Oft sind Jugendlichen Wiederholungstäter. Gibt es überhaupt noch eine Möglichkeit, der Resozialisierung? Macht sie der Gefängnis-Aufenthalt nicht erst recht zu Verbrechern?

Ja, viele Therapeuten und Sozialarbeiter können belegen, dass es eine Möglichkeit der Resozialisierung gibt. Diese ist aber meist nicht per Gefängnisaufenthalt erreichbar. Hier sind nur sehr langfristige und äußerst kostenintensive Therapien erfolgreich, weil in mühseliger Kleinarbeit versucht werden muss, das unterentwickelte oder brach liegende emotionale Zentrum zu fördern. Der klassische Knast kann in der Regel nur ein Wegschließen im Sinne einer Schutzfunktion gegenüber der Gemeinschaft ermöglichen.

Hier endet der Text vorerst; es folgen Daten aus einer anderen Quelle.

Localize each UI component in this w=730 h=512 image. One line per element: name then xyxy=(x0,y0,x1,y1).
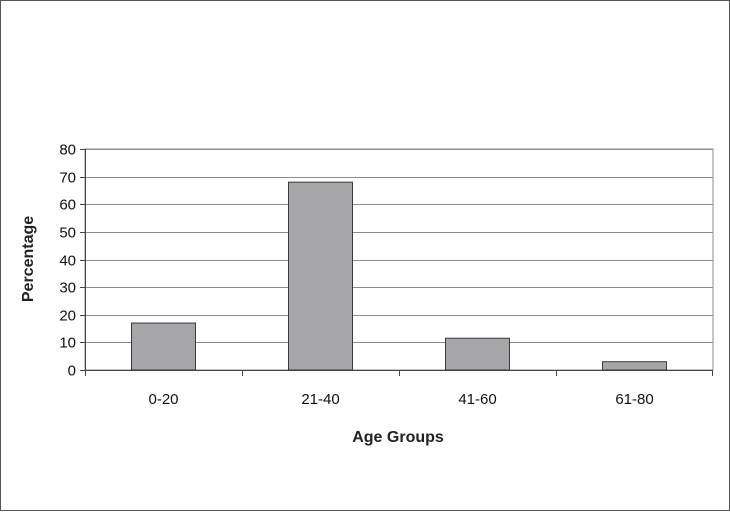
y-tick-label: 30 xyxy=(59,280,76,297)
x-tick-label: 0-20 xyxy=(148,391,178,408)
y-tick-labels: 0 10 20 30 40 50 60 70 80 xyxy=(59,142,76,380)
axes xyxy=(80,149,713,376)
bar-0-20 xyxy=(131,322,196,371)
y-tick-label: 60 xyxy=(59,197,76,214)
y-tick-label: 70 xyxy=(59,170,76,187)
x-tick-labels: 0-20 21-40 41-60 61-80 xyxy=(148,391,653,408)
bar-21-40 xyxy=(288,181,353,371)
y-tick-label: 80 xyxy=(59,142,76,159)
y-tick-label: 10 xyxy=(59,335,76,352)
bars xyxy=(131,181,667,371)
x-tick-label: 41-60 xyxy=(458,391,496,408)
y-tick-label: 0 xyxy=(68,363,76,380)
x-axis-title: Age Groups xyxy=(352,429,444,446)
bar-61-80 xyxy=(602,361,667,371)
y-tick-label: 40 xyxy=(59,253,76,270)
x-tick-label: 21-40 xyxy=(301,391,339,408)
y-axis-title: Percentage xyxy=(20,216,37,302)
y-tick-label: 20 xyxy=(59,308,76,325)
x-tick-label: 61-80 xyxy=(615,391,653,408)
y-tick-label: 50 xyxy=(59,225,76,242)
bar-41-60 xyxy=(445,337,510,371)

Viele der Opfer leiden noch Jahre später unter den Folgen der Taten. Wie kann man Ihnen aus psychologischer Sicht helfen, wieder zurück in den Alltag zu finden?

Auch das ist ein sehr langfristiger und mühevoller Weg. Oft wirkt ein solches Trauma so stark, dass es nicht aufgelöst werden kann. Die Betroffen müssen lernen damit umzugehen, indem sie evtl. bestimmte angst-auslösende Situationen oder Orte meiden. Ergänzend steht noch das Akzeptieren und langsame Abbauen ihrer Trauer und Wut an. Dies wird oft erschwert, wenn die Opfer die Straf-Festsetzung als zu milde empfinden, die Täter in keiner Weise Reue und Ansätze zur Wiedergutmachung zeigen oder sich die Täter selbst als Opfer präsentieren.